Besides, while the opportunity for direct investment into basic service is not mature, some foreign telecom operators chose an indirect way, such as developing large accounts, training, technology testing together with Chinese counterparts. A typical example is the strategic partnership between British Telecom and China Netcom and a joint research centre between France Telecom and China Telecom.

 

Within the coming years, we can expect to see more heavyweight foreign telecom operators entering the Chinese market and promoting the prosperity of the industry.

 

Telecom equipment industry

 

When China joined the WTO, it was also committed to endorsing the Information Technology Agreement, which requires all members to elevate tariffs on information technology products.
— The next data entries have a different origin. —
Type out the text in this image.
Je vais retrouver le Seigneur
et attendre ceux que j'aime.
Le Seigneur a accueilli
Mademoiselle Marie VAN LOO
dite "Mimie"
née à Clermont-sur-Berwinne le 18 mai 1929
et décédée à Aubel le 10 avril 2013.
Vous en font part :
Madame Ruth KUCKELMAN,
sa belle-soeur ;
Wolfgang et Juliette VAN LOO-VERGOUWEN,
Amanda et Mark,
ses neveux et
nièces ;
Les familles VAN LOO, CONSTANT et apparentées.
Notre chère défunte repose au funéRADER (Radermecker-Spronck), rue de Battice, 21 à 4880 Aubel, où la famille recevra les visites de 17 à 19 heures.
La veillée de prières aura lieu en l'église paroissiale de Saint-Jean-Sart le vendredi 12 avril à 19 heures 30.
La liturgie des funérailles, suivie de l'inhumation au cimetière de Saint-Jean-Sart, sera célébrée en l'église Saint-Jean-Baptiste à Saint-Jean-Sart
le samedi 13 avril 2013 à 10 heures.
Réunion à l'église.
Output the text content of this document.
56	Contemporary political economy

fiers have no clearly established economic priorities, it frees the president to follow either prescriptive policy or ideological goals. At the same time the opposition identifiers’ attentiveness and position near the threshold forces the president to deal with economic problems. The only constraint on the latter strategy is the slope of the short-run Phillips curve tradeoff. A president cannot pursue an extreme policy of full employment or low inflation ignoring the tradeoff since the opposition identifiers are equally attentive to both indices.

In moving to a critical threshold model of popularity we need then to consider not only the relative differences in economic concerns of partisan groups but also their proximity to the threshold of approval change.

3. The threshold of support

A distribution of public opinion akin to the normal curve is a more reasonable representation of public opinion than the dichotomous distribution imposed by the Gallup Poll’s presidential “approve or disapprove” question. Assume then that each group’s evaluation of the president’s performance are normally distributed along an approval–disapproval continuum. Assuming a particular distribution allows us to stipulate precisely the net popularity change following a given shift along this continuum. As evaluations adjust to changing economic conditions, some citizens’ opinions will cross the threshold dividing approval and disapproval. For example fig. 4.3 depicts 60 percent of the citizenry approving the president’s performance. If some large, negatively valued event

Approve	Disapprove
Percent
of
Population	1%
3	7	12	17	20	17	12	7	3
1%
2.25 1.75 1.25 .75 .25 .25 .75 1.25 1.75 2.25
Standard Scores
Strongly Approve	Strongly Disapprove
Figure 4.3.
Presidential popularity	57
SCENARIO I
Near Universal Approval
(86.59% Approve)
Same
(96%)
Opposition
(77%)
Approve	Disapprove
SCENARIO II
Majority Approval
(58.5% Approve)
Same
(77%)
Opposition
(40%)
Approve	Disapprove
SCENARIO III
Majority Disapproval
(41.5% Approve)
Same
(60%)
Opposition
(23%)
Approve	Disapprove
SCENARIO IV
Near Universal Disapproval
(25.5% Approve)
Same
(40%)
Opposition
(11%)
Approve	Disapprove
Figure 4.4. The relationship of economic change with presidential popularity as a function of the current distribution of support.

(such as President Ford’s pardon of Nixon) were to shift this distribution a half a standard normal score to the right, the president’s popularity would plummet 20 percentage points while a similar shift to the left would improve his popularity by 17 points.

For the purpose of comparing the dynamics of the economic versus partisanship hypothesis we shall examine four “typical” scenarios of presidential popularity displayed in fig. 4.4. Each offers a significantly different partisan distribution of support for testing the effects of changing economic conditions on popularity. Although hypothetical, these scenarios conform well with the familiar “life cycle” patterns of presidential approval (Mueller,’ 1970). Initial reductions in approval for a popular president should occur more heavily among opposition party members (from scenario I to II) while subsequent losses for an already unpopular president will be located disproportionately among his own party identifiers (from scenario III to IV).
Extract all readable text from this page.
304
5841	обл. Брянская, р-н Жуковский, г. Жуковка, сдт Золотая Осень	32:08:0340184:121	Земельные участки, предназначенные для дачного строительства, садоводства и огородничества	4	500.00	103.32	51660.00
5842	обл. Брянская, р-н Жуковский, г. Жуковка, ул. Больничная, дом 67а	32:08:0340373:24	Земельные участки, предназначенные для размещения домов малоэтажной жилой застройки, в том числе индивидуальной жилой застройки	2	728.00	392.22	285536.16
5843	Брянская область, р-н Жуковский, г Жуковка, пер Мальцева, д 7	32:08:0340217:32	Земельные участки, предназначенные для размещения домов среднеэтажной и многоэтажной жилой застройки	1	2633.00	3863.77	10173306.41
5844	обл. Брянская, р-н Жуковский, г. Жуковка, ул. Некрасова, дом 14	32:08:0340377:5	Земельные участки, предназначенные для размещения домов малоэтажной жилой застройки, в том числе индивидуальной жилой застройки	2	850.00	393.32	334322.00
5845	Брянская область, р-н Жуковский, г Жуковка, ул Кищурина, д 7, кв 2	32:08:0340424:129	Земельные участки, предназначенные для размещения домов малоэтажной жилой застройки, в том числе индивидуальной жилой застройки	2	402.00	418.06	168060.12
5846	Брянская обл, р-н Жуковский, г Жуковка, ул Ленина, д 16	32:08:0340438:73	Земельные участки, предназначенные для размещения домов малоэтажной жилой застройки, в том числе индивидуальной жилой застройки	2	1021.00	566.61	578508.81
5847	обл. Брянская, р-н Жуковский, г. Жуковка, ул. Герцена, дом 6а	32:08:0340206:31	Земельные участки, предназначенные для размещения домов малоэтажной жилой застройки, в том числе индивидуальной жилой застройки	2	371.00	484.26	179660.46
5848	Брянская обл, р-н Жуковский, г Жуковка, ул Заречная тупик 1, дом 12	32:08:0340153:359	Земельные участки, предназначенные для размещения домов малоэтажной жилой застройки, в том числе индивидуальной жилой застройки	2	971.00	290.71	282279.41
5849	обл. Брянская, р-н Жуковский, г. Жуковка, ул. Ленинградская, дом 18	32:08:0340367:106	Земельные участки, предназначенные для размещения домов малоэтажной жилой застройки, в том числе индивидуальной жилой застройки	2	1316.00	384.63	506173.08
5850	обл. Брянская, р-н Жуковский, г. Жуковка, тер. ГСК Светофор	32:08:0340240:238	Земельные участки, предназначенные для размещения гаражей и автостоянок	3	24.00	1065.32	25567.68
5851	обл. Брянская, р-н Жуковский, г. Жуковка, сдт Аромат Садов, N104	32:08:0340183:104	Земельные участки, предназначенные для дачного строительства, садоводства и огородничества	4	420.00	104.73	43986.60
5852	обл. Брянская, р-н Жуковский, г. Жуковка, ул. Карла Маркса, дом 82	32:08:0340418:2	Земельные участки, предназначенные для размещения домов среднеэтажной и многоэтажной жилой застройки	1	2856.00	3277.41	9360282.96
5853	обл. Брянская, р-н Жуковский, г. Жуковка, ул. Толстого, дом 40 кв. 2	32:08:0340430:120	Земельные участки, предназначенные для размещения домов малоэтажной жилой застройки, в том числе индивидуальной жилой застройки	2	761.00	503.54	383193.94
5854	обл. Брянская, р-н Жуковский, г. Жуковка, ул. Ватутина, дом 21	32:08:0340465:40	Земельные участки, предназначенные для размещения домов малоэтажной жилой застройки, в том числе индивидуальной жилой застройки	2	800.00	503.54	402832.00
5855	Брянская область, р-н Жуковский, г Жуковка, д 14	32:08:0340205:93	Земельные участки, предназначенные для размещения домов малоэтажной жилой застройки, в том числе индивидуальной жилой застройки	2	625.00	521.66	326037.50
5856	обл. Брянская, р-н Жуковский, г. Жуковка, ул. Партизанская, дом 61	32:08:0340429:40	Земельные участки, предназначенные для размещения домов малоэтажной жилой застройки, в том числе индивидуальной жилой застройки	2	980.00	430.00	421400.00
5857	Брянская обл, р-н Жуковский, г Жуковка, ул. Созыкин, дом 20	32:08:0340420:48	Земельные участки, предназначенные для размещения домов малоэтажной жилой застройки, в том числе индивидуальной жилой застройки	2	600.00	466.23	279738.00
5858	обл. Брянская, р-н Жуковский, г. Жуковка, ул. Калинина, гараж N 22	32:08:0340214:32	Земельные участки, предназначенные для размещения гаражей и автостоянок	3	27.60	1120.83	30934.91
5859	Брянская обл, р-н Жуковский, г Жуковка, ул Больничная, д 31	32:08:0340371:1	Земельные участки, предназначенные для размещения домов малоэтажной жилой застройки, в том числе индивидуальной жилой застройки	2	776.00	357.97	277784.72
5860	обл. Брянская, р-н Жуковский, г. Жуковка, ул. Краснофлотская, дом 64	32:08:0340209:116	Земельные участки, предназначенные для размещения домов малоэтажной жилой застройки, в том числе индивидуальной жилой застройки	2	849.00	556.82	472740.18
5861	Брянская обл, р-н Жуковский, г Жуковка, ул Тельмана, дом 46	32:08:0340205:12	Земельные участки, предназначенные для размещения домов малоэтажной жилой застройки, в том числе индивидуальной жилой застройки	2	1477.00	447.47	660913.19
China has fully complied with that agreement.

 

Besides, China also lifted requirements on foreign currency exchange, trade balance, local content, and export performance.

 

Thus in the telecom equipment market, the domestic market is already integrated with the global market, so there is no fundamental difference in operating in this market between domestic and foreign companies.

 

A landmark event in the opening of this area is the establishment of Shanghai Bell Alcatel, the first foreign-invested telecom equipment company in China and the first one that foreign investors had an absolute majority.

 

The author is an analyst with the research center of China Galaxy Securities Co Ltd.